Some brands, like the today versions of those who led when e-commerce was in its infancy, are just going to get it and, according to Galaria, “they’ll explode online.”
“This is why I think it’s interesting for big brands, why companies like Nike have a chief metaverse officer is because they know that if it’s this big opportunity for selling in the metaverse that has infinite profitability, then they want a part of it today and they want to understand it.”
If nothing else has been attention grabbing enough, “infinite profitability” should do it.
“You can bet your bottom dollar if you’re not experimenting, you’re not understanding this now, that you’ll be eclipsed by brands that are native to the metaverse and to augmented reality,” Galaria said. “In the same way as brands like Gymshark came out of nowhere and became great big fashion brands in the sports world, in the metaverse, it’s kind of the rules of building a brand in the real world won’t apply anymore. And they’ll have different ways of building followers and the rules for how you become a big brand in the metaverse are different. So, if you’re not playing and understanding that now, then you’ll get eclipsed.”
The most important thing for brands to remember, which should perhaps assuage some of the anxiety around the whole metaverse conversation, according to Galaria, is that this is a continuum.
“We’re at the start of a 20- or 30-year journey into the metaverse, which we don’t actually know what the contours or parameters are,” he said. “But what we do have right now are NFTs, we have limited editions, we have augmented reality product launches and try-ons and magic mirrors.
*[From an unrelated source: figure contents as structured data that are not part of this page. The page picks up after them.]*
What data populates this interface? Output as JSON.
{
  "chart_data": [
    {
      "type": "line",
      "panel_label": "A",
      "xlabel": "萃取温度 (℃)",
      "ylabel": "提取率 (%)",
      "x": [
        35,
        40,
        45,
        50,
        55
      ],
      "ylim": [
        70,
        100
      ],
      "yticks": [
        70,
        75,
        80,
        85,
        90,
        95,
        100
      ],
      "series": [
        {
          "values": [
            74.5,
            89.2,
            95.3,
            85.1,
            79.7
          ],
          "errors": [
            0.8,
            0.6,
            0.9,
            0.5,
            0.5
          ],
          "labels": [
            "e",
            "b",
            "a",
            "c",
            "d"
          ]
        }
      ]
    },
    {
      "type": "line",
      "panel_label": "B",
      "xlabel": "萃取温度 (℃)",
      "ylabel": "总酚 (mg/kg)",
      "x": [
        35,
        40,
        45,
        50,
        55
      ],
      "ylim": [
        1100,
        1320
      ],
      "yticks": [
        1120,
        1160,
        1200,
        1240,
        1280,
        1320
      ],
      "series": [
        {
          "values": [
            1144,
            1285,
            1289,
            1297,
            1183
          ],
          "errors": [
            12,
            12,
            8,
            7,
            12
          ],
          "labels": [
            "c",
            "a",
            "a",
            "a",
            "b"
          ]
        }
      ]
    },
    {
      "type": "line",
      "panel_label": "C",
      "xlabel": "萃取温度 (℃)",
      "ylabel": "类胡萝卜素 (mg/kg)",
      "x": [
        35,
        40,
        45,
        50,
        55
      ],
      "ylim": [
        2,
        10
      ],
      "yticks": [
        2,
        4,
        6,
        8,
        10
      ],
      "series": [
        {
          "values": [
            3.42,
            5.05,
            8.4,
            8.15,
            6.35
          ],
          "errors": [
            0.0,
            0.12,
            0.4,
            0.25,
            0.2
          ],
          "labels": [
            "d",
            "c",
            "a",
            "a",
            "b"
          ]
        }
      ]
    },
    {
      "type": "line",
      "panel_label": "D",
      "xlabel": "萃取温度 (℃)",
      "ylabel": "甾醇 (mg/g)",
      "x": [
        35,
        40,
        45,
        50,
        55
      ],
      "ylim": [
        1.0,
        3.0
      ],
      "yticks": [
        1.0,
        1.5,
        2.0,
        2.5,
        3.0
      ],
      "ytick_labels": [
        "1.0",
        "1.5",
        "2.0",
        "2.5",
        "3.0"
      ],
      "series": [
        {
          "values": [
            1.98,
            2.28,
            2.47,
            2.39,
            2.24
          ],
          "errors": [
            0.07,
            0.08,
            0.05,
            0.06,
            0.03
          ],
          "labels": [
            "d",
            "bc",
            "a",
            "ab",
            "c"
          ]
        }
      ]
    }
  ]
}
And so, for the next 10 or 15 years, there’s going to be a lot happening in augmented reality, which is where we make e-commerce and marketing and advertising even more immersive and exciting and engaging. And that, over time, will help us understand what the possibilities of the metaverse are.”
So, for now, may the force metaverse be with you. And if it still isn’t, at least start getting comfortable with the idea.